I want to show that the sets $$S=\{(x,y,z)|0<x<a,z>0,y^2+z^2=b^2\}$$ and $$C=\{(x,y,z)|x>0,y>0,z>0,z^2=1-x^2-y^2\}$$ are non-singular open $C^2$-surfaces.
The only definition I know about this question is "A singular $C^m$-surface of dimension $k$ in $\mathbb{R}^N$ is $S=(U,\phi)$, where $U\subset\mathbb{R}^k$, $\phi:U\to\mathbb{R}^N,\phi\in C^m.$"
I have no idea about this problem. Anyone can give me a hint or a better definition? Thanks
The definition you gave is just for "surface". What makes the surface singular is if the rank of $\phi$ is ever less than $k$.

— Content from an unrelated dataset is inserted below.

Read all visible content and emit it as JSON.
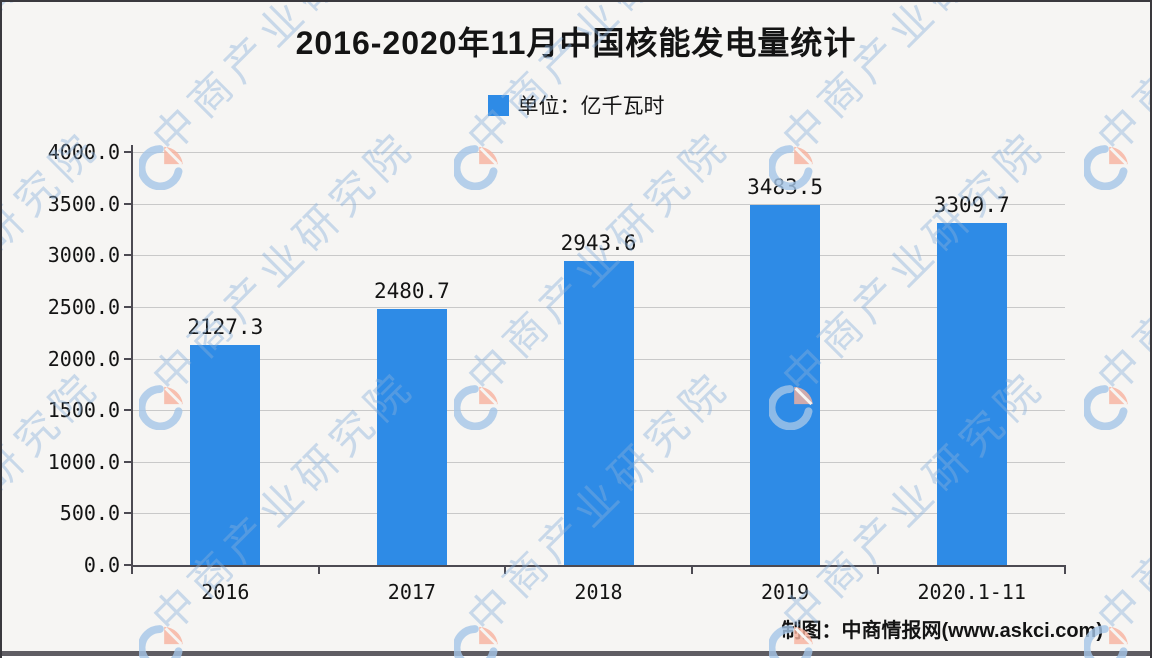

For $S$, we can take $\phi$ to be $\phi\ :\ (x, y) \mapsto (x, y, \sqrt{b^2 - y^2})$.
For $C$, we can take $\phi$ to be $\phi\ :\ (x, y) \mapsto (x, y, \sqrt{1 - x^2 -y^2})$.
To show that $\phi$ is non-singular, show that $D_{(x,y)}\phi$ is of rank $2$ for all $(x, y)$ in the domain. That should not be too hard to do.
By open, I presume it means that the surfaces do not include the borders. That can be shown from the limitations of $x, y, z$, which are all expressed as strict inequalities.